Smethurst had originally married a woman who was 22-years his senior. While she was still living, he and Isabella Bankes, an heiress with an annuity, were carrying on with each other in the genteel lodging house where Smethurst was living with his first wife. Isabella was asked to leave by the landlady, and Smethurst quickly followed her. They were bigamously married, and not long afterwards, Isabella fell ill.
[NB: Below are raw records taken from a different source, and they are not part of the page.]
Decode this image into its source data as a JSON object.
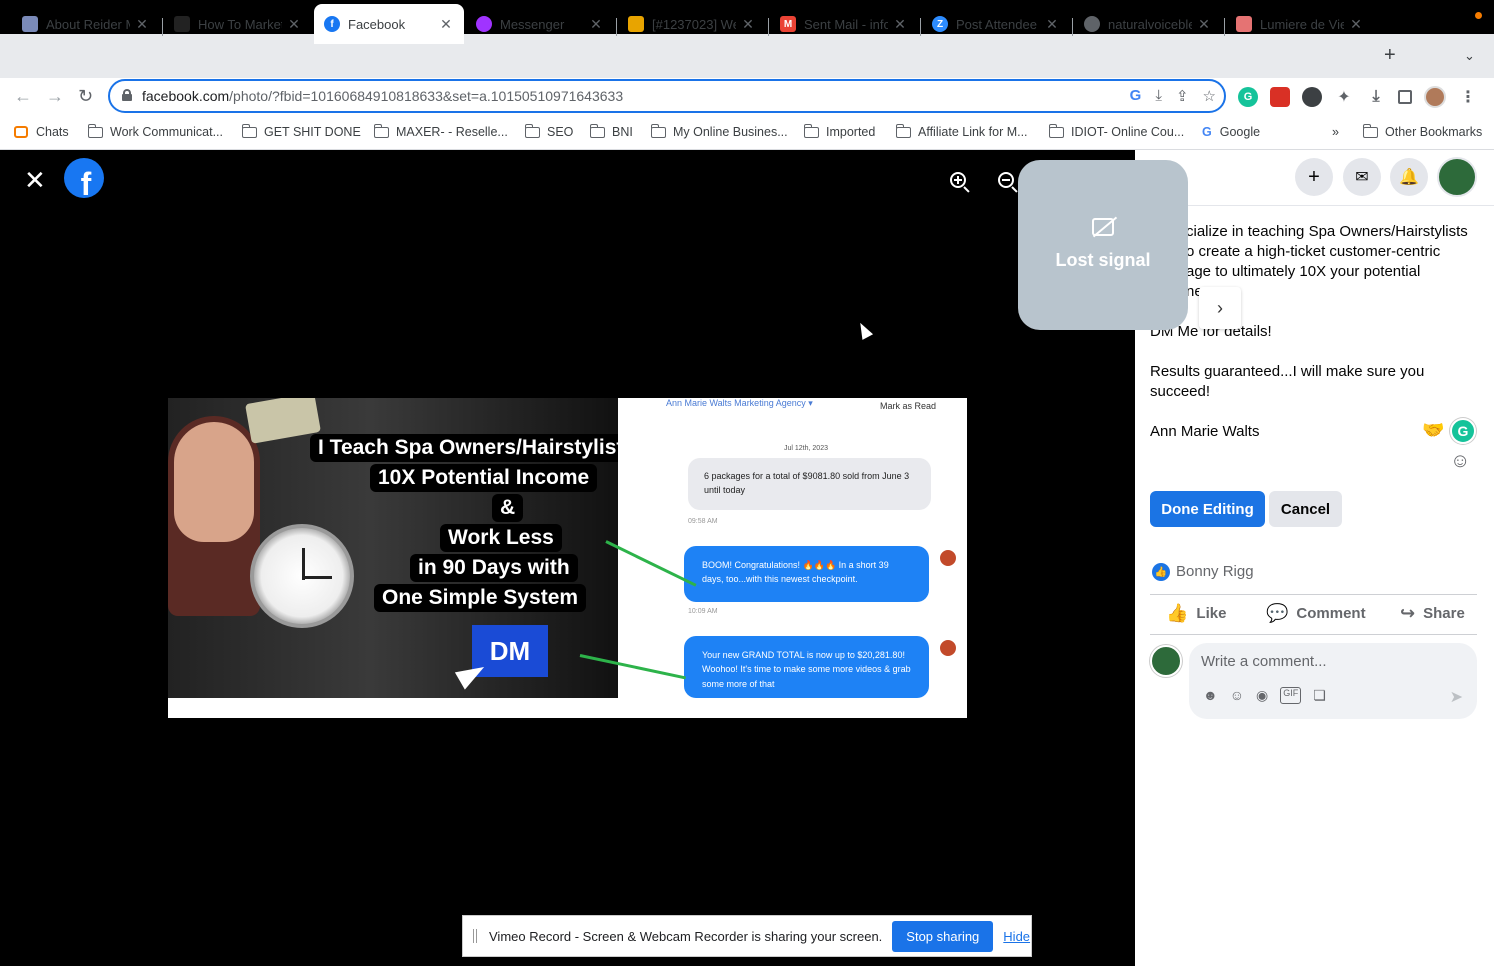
{
  "browser": {
    "tabs": [
      {
        "title": "About Reider M",
        "favicon_color": "#7a8ab8",
        "active": false
      },
      {
        "title": "How To Marketi",
        "favicon_color": "#222222",
        "active": false
      },
      {
        "title": "Facebook",
        "favicon_color": "#1877f2",
        "active": true
      },
      {
        "title": "Messenger",
        "favicon_color": "#a033ff",
        "active": false
      },
      {
        "title": "[#1237023] We",
        "favicon_color": "#e8a400",
        "active": false
      },
      {
        "title": "Sent Mail - info",
        "favicon_color": "#ea4335",
        "active": false
      },
      {
        "title": "Post Attendee",
        "favicon_color": "#2d8cff",
        "active": false
      },
      {
        "title": "naturalvoiceble",
        "favicon_color": "#5f6368",
        "active": false
      },
      {
        "title": "Lumiere de Vie",
        "favicon_color": "#e57373",
        "active": false
      }
    ],
    "close_glyph": "✕",
    "new_tab_glyph": "+",
    "tab_list_glyph": "⌄",
    "url_host": "facebook.com",
    "url_rest": "/photo/?fbid=10160684910818633&set=a.10150510971643633",
    "bookmarks": [
      {
        "label": "Chats",
        "icon": "chat-icon"
      },
      {
        "label": "Work Communicat...",
        "icon": "folder-icon"
      },
      {
        "label": "GET SHIT DONE",
        "icon": "folder-icon"
      },
      {
        "label": "MAXER- - Reselle...",
        "icon": "folder-icon"
      },
      {
        "label": "SEO",
        "icon": "folder-icon"
      },
      {
        "label": "BNI",
        "icon": "folder-icon"
      },
      {
        "label": "My Online Busines...",
        "icon": "folder-icon"
      },
      {
        "label": "Imported",
        "icon": "folder-icon"
      },
      {
        "label": "Affiliate Link for M...",
        "icon": "folder-icon"
      },
      {
        "label": "IDIOT- Online Cou...",
        "icon": "folder-icon"
      },
      {
        "label": "Google",
        "icon": "google-icon"
      }
    ],
    "bookmarks_overflow": "»",
    "other_bookmarks": "Other Bookmarks"
  },
  "viewer": {
    "close_glyph": "✕",
    "logo_letter": "f",
    "photo": {
      "headlines": [
        "I Teach Spa Owners/Hairstylists",
        "10X Potential Income",
        "&",
        "Work Less",
        "in 90 Days with",
        "One Simple System"
      ],
      "dm_label": "DM",
      "chat_header": "Ann Marie Walts Marketing Agency ▾",
      "mark_as_read": "Mark as Read",
      "chat_date": "Jul 12th, 2023",
      "grey_bubble": "6 packages for a total of $9081.80 sold from June 3 until today",
      "ts1": "09:58 AM",
      "blue_bubble_1": "BOOM! Congratulations! 🔥🔥🔥 In a short 39 days, too...with this newest checkpoint.",
      "ts2": "10:09 AM",
      "blue_bubble_2": "Your new GRAND TOTAL is now up to $20,281.80! Woohoo! It's time to make some more videos & grab some more of that"
    }
  },
  "lost_signal": {
    "label": "Lost signal"
  },
  "panel": {
    "post_line1": "cialize in teaching Spa Owners/Hairstylists",
    "post_line2": "o create a high-ticket customer-centric",
    "post_line3": "age to ultimately 10X your potential",
    "post_line4": "ne",
    "dm_line": "DM Me for details!",
    "results_line1": "Results guaranteed...I will make sure you",
    "results_line2": "succeed!",
    "signature": "Ann Marie Walts",
    "done_editing": "Done Editing",
    "cancel": "Cancel",
    "liker": "Bonny Rigg",
    "like": "Like",
    "comment": "Comment",
    "share": "Share",
    "comment_placeholder": "Write a comment...",
    "next_glyph": "›"
  },
  "share_bar": {
    "message": "Vimeo Record - Screen & Webcam Recorder is sharing your screen.",
    "stop": "Stop sharing",
    "hide": "Hide"
  }
}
She had several doctors, besides her husband, caring for her, and all of them thought that something was off. One Sunday, Taylor was visited at home by a doctor bearing Isabella’s stool samples. Taylor lived in a on well-to-do Regent’s Park – one wonders what his neighbours made of the police and medical men who would drop by with articles for him to examine. On analysing one of the samples, Taylor found arsenic, and declared that Isabella was, quite likely, being poisoned, so her “husband” was arrested. Soon afterwards, she died.

Smethurst was a quack. He had a large collection of homeopathic remedies, and he had run a hydrotherapy spa in Surrey, which Dr Lane bought from him – in case that sounds familiar, Dr Lane was embroiled in the scandalous divorce case of Mrs Robinson. It’s very clear from his time as editor of the London Medical Gazette that Taylor had zero patience with quackery, and he had to examine all the homeopathy bottles looking for arsenic, and also antimony, which he found in Isabella’s body. Antimony wasn’t unusual in medicines, and arsenic was found in some as a pick-me-up – the risk was that Isabella could have been poisoned by one of the many remedies that Smethurst had in his possession. Or indeed, that so many bottles were an excellent way to hide the source of the arsenic, if Smethurst hadn’t already jettisoned it.

One of the bottles was mysterious to Taylor. It was almost empty and he only just managed to perform his favourite arsenic test – the Reinsch test – on it. It tested positive for arsenic, and he said that this was the likely source. Unfortunately, just before the trial, Taylor realised that he had made an error. The arsenic had in fact come from the copper which was part of the Reinsch test, and the mystery bottle had contained a chlorate which dissolves that metal. The arsenic in the copper gauze was released because the chlorate had dissolved it.

Taylor owned up to this error, and tried to turn it to his own ends as a scientific discovery. Well, every cloud has a silver lining, I suppose. The jury still found Smethurst guilty of murder, but he mounted an appeal. Newspapers groaned under the weight of people who had an opinion on the trial – it wasn’t only Taylor’s problem with the copper that some quarters of the public found fault with. Wilkie Collins lampoons this in his 1864 novel Armadale, concerning the trial of Lydia Gwilt, who was:

‘tried all over again, before an amateur court of justice, in the columns of the newspapers. All the people who had no personal experience whatever on the subject seized their pens, and rushed (by kind permission of the editor) into print. Doctors who had not attended the sick man, and who had not been present at the examination of the body, declared by dozens that he had died a natural death. Barristers without business, who had not heard the evidence, attacked the jury who had heard it, and judged the judge, who had sat on the bench before some of them were born.’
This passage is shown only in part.